Welcome to the May 2020 installment of BASELINE, Novetta’s Machine Learning Newsletter, where we share thoughts on important advances in machine learning technologies likely to impact our customers. This month’s topics include:
- New open source translation models
- Synthetic audio generation
- Resources for learning about advances in machine learning
Open Source Machine Translation
To understand world events, analysts can’t rely solely on English-language news and social media. While the large cloud service providers (Amazon Web Services, Google Cloud Platform, Microsoft Azure) provide high-quality, easy-to-use translation APIs, the costs of API calls can add up. That is why we are excited about the 140 languages now supported in Hugging Face’s transformers library. While translation quality is a bit lower than that of CSPs, open source machine translation will enable us to translate more data for customers and will help support our ongoing NLP research. We will also be incorporating this into AdaptNLP.
Synthetic Speech and Style Transfer
Synthetic speech generation has taken another step forward with the release of NVIDIA’s Flowtron, an improved speech synthesis model that also enables style transfer for voices. NVIDIA’s new approach is designed to generate human voices with greater realism than prior open source methods. Additionally, Flowtron can apply style transfer, which allows users to record a voice and convert it to sound like another voice. The tradeoff is that Flowtron is yet another tool that makes it challenging for people to trust what they see and hear online.
Data augmentation has played a big part in the ability of image models to improve accuracy, so it’s natural that researchers have attempted to apply analogous augmentations in the text domain. One of the most successful image augmentation techniques is mixup, which mixes together two images in some proportion. MixText similarly mixes representations of two pieces of text, using them to augment training data through semi-supervised learning. What is impressive about the researchers’ work is that MixText proved particularly effective when there were only a few labeled examples. Increasing accuracy while only needing a few labeled examples will lower the time and cost to train performant models.
Made with ML
One of the best ways to learn about advances in machine learning is to see how other researchers are approaching problems. The biggest challenge is often finding which examples are worth reviewing. Made with ML is a new site that provides an opportunity for researchers to share their work. Community members can vote on their favorite projects, making it easier for everyone to find high quality examples. Made with ML is becoming one of our go-to resources for discovering new approaches in machine learning.

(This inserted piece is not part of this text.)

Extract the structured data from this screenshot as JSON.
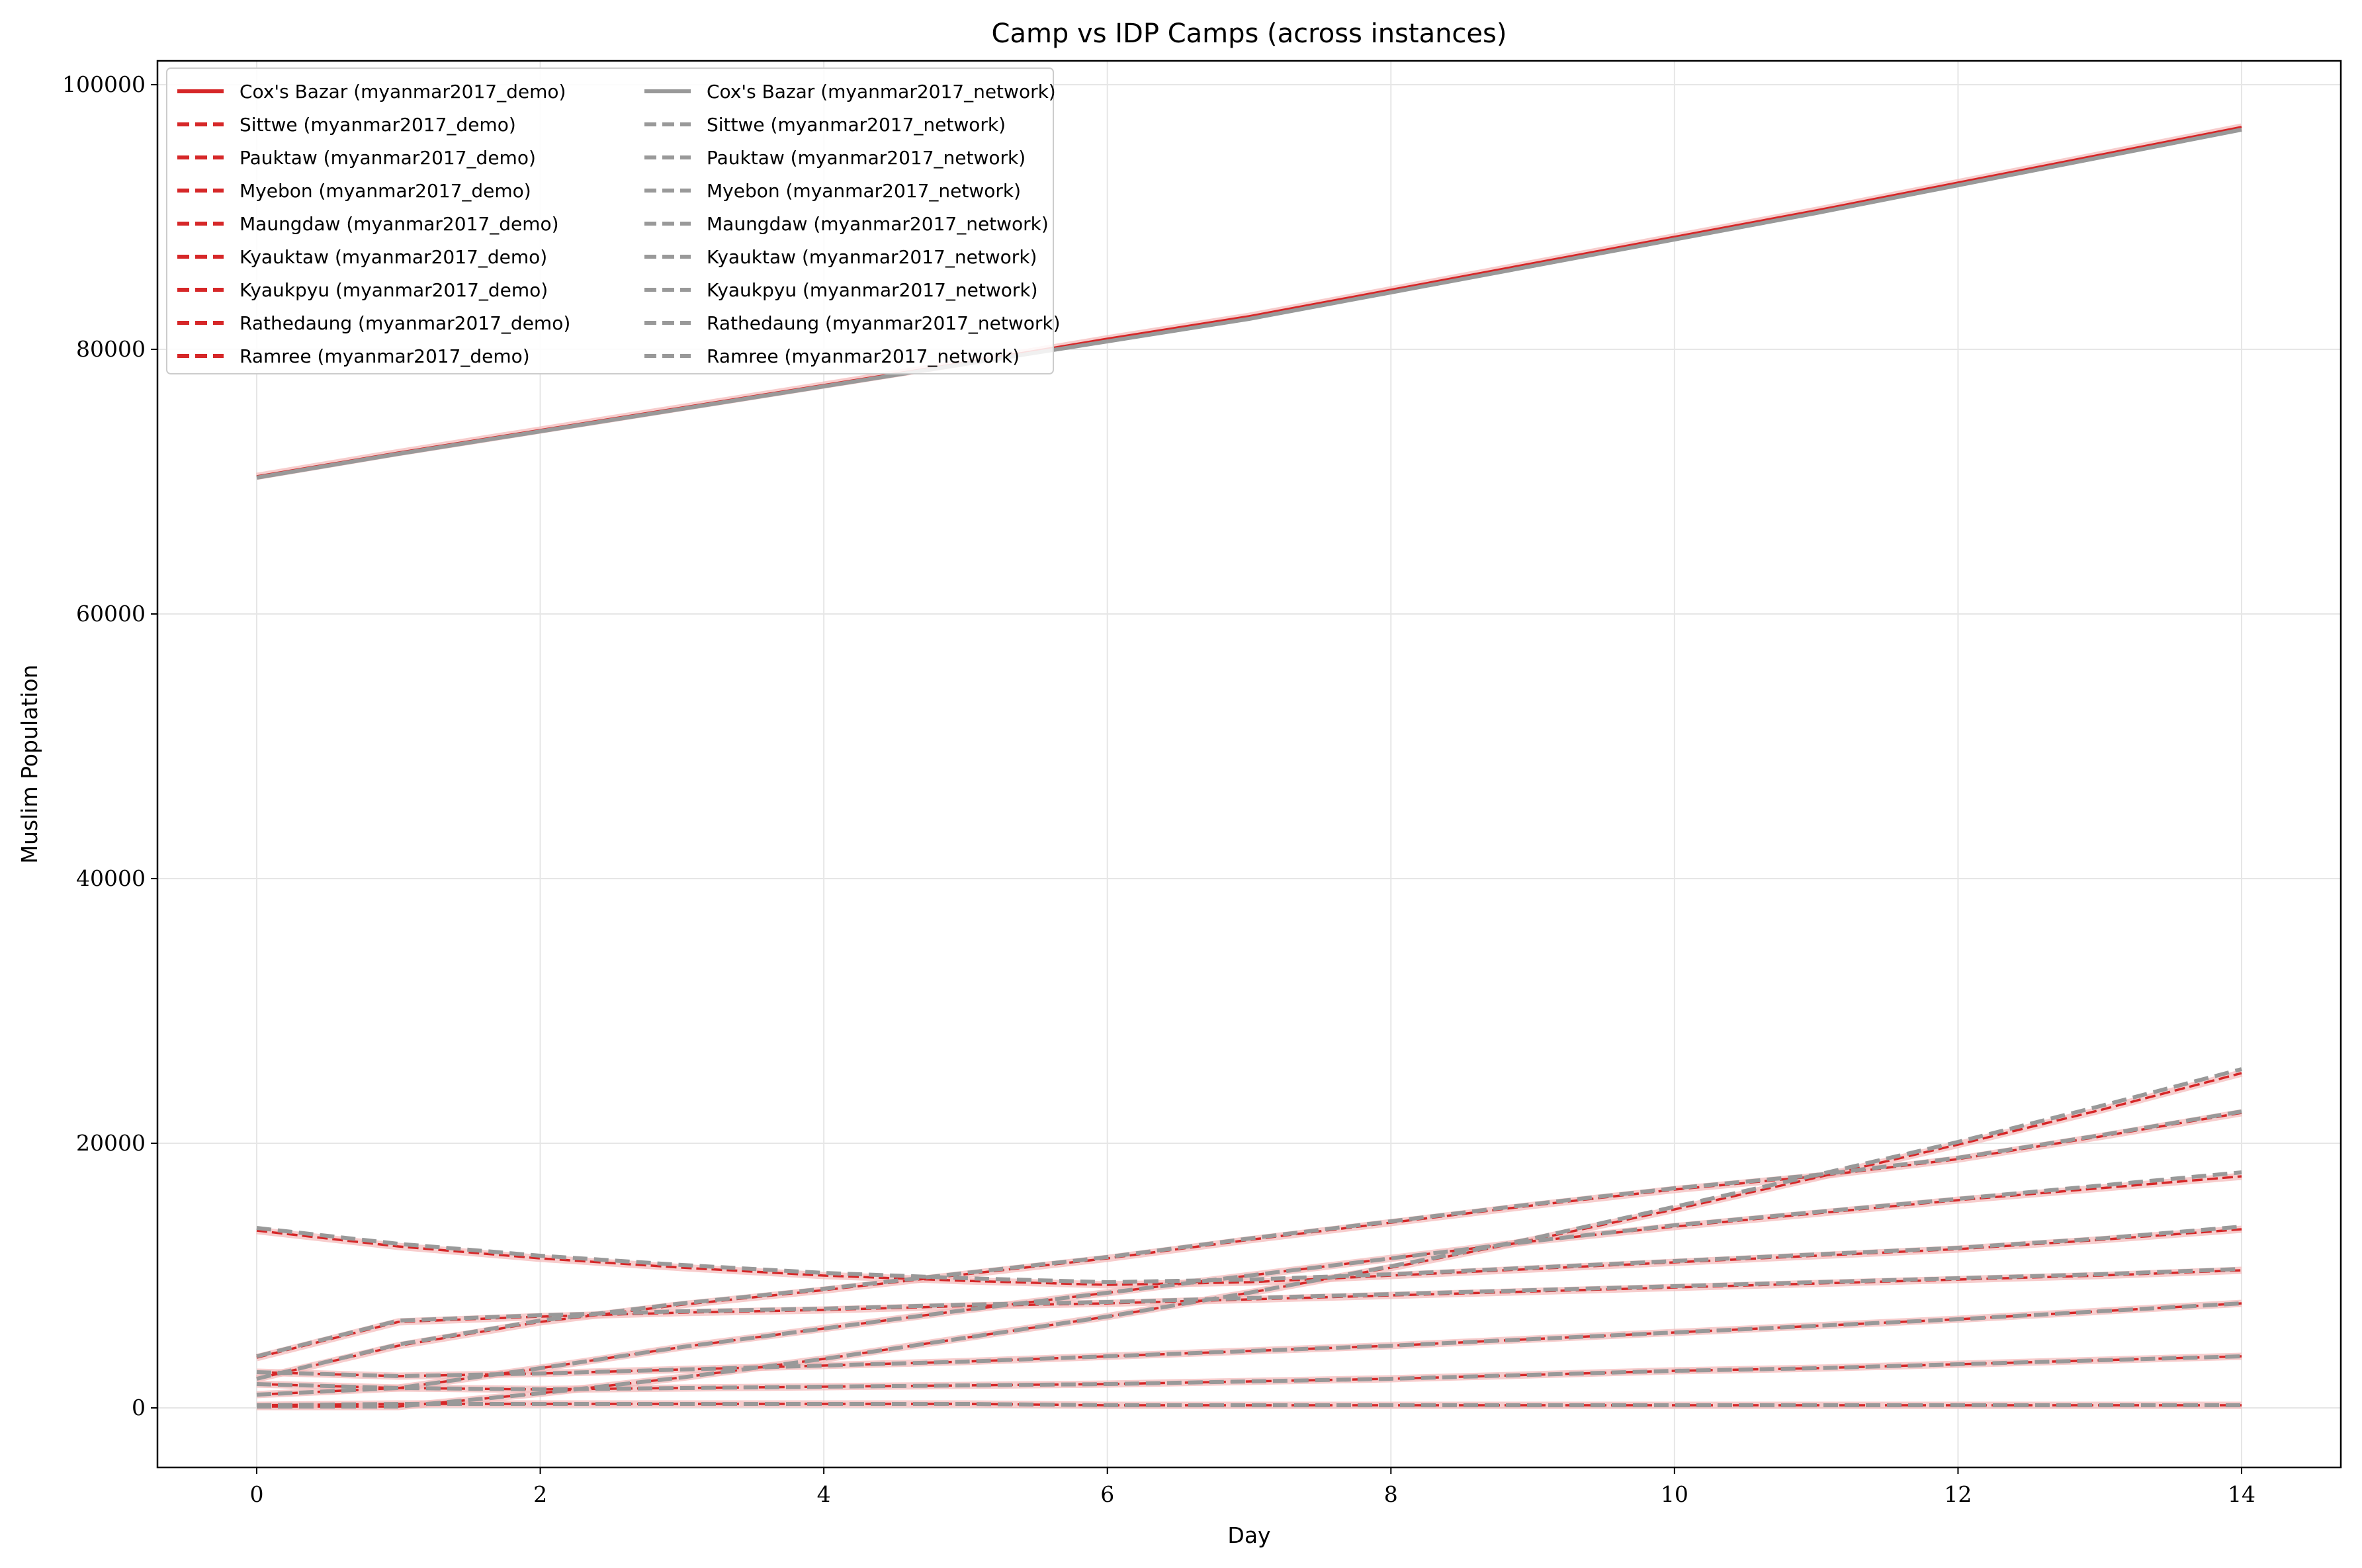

Recent advances in transfer learning have aided the development of multilingual language models such as mBERT, M4, and XLM-R, but most evaluation methods focus on English-language capabilities. To help solve this problem, Google introduced XTREME, a benchmark for nine cross-lingual NLP tasks such as sentence classification, structured prediction, and question answering. XTREME supports 40 typologically diverse languages that span 12 language families in order to maximize language diversity for each task. Benchmarks like XTREME will help fight biases in models where some languages may be second class citizens. While the focus is typically on building better models, how we measure them can also be a new vector in how we improve NLP task performance.